Los días se hacen muy largos. No sabes qué te puedes encontrar cuando cae el sol, que es cuando los pocos supervivientes que quedamos podemos salir al exterior para no morir de un golpe de calor o deshidratados. Una vez ha oscurecido, llega el momento de arriesgarse. Nos ponemos nuestras protecciones y salimos. Realizamos escarceos por las calles sombrías y lúgubres de las ciudades para poder encontrar algún alimento. Entramos en el interior de las viviendas y buscamos por sus armarios y estanterías. Es sumamente arriesgado porque corres el peligro de ser atacado o devorado por otros supervivientes que se encuentran en la misma situación, pero es lo único que nos queda. Nos lleva muchas horas buscar comida enlatada por pueblos y ciudades. En la periferia y en las zonas alejadas de las grandes urbes todo es más fácil. Los cuerpos no se acumulan en las entradas de las casas, granjas o graneros. Además, utilizamos los pequeños cobertizos para refugiarnos en su interior durante varios días seguidos, para mantenernos alejados de la radiactividad existente.
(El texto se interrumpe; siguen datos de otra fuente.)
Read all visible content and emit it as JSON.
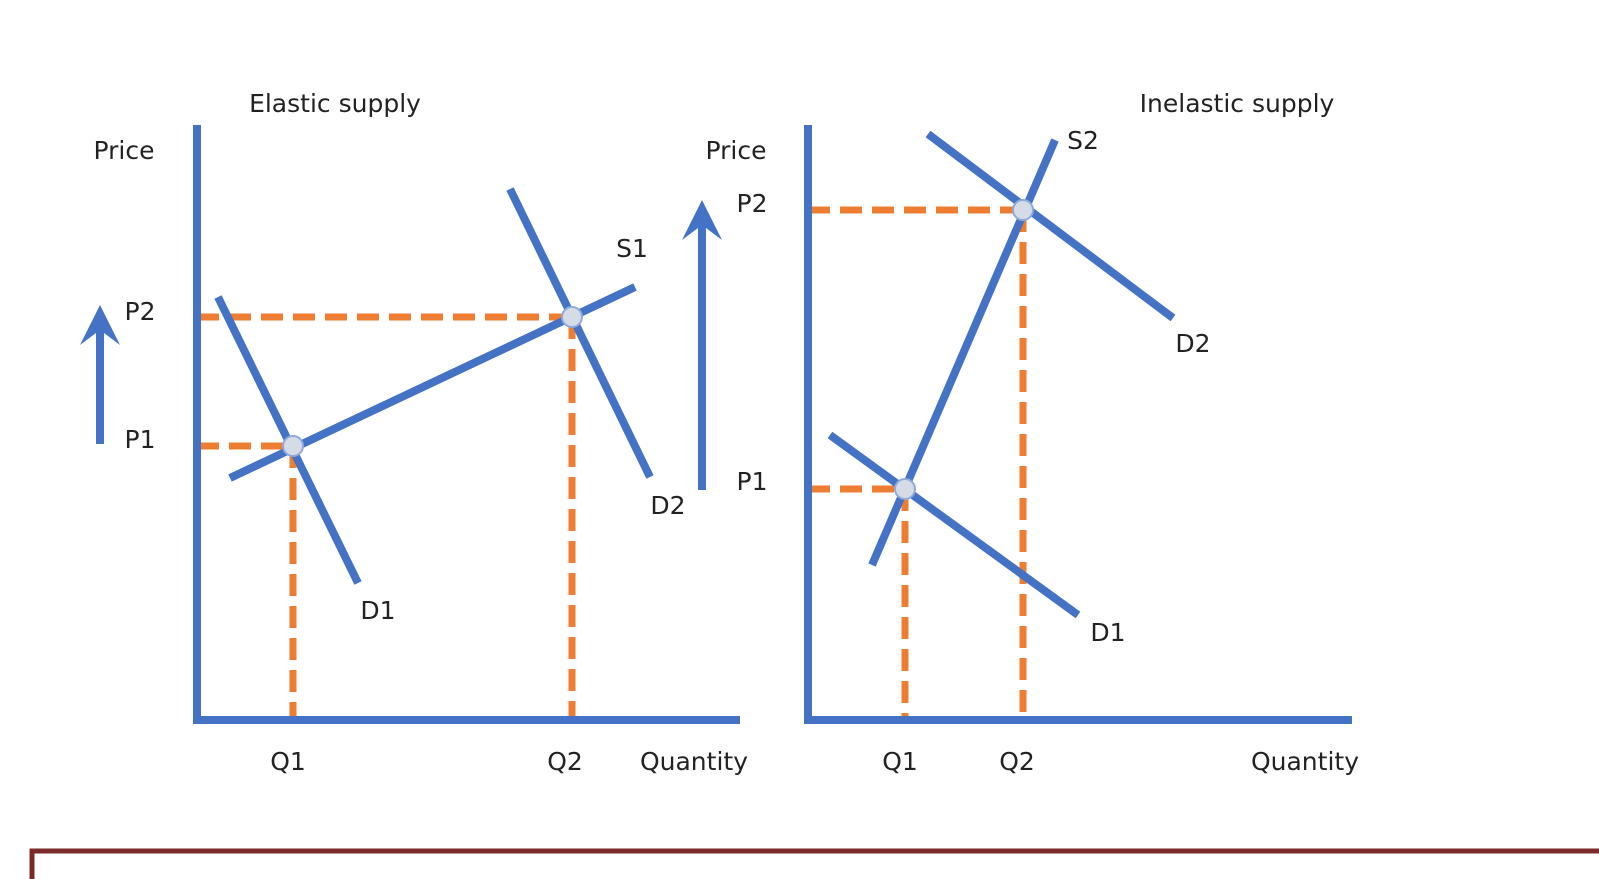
{
  "panels": [
    {
      "title": "Elastic supply",
      "y_axis_label": "Price",
      "x_axis_label": "Quantity",
      "price_labels": [
        "P2",
        "P1"
      ],
      "quantity_labels": [
        "Q1",
        "Q2"
      ],
      "curve_labels": [
        "S1",
        "D1",
        "D2"
      ]
    },
    {
      "title": "Inelastic supply",
      "y_axis_label": "Price",
      "x_axis_label": "Quantity",
      "price_labels": [
        "P2",
        "P1"
      ],
      "quantity_labels": [
        "Q1",
        "Q2"
      ],
      "curve_labels": [
        "S2",
        "D1",
        "D2"
      ]
    }
  ]
}
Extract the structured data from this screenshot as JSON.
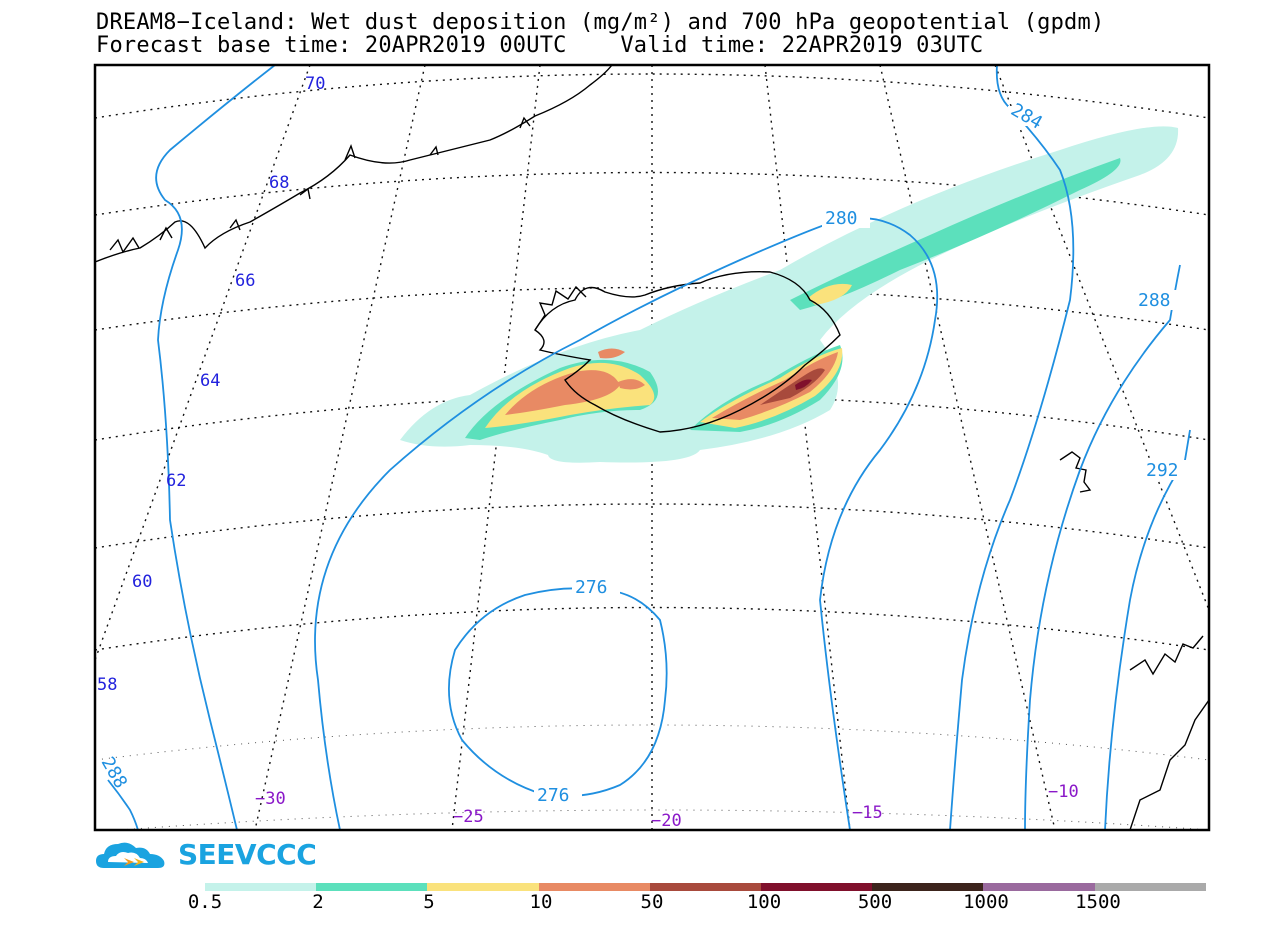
{
  "title": {
    "line1": "DREAM8−Iceland: Wet dust deposition (mg/m²) and 700 hPa geopotential (gpdm)",
    "line2": "Forecast base time: 20APR2019 00UTC    Valid time: 22APR2019 03UTC"
  },
  "map_labels": {
    "latitudes": [
      "70",
      "68",
      "66",
      "64",
      "62",
      "60",
      "58"
    ],
    "longitudes": [
      "−30",
      "−25",
      "−20",
      "−15",
      "−10"
    ],
    "contours": [
      "284",
      "280",
      "288",
      "292",
      "276",
      "276",
      "288"
    ]
  },
  "colors": {
    "contour": "#1f8fe0",
    "lat_label": "#2222dd",
    "lon_label": "#8a18c8"
  },
  "logo": {
    "text": "SEEVCCC",
    "icon": "cloud-arrow-logo"
  },
  "legend": {
    "colors": [
      "#c4f2ea",
      "#5ce0bc",
      "#fae27c",
      "#e88a64",
      "#a84a3c",
      "#80102c",
      "#3c241c",
      "#9a6a9e",
      "#aaaaaa"
    ],
    "labels": [
      "0.5",
      "2",
      "5",
      "10",
      "50",
      "100",
      "500",
      "1000",
      "1500"
    ]
  }
}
Sin embargo, cuando te desplazas a ciudades importantes y observas a su alrededor, puedes comprobar que continúan inmersas en el más oscuro ostracismo y plagadas de cadáveres por sus calles, plazas y comercios. Es muy complicado acceder a través de ellas y es necesario tomar más medidas de protección si cabe. En ocasiones tenemos la fortuna de encontrar botes de comida en conserva y en otras vuelves con las manos vacías, lamentándote de la mala suerte que has tenido. Intentamos no pensar en los días en los que no tenemos alimento debido a que han sido muchos y la costumbre lo termina convirtiendo en rutina. El cuerpo se ha acostumbrado a sufrir de dolor, de hambre y de resentimiento. Es algo crónico que pervive en nuestro interior y que nos ha hecho duros, muy duros. Desgraciadamente hemos aprendido a vivir con ello y lo vemos como algo normal en nuestro día a día.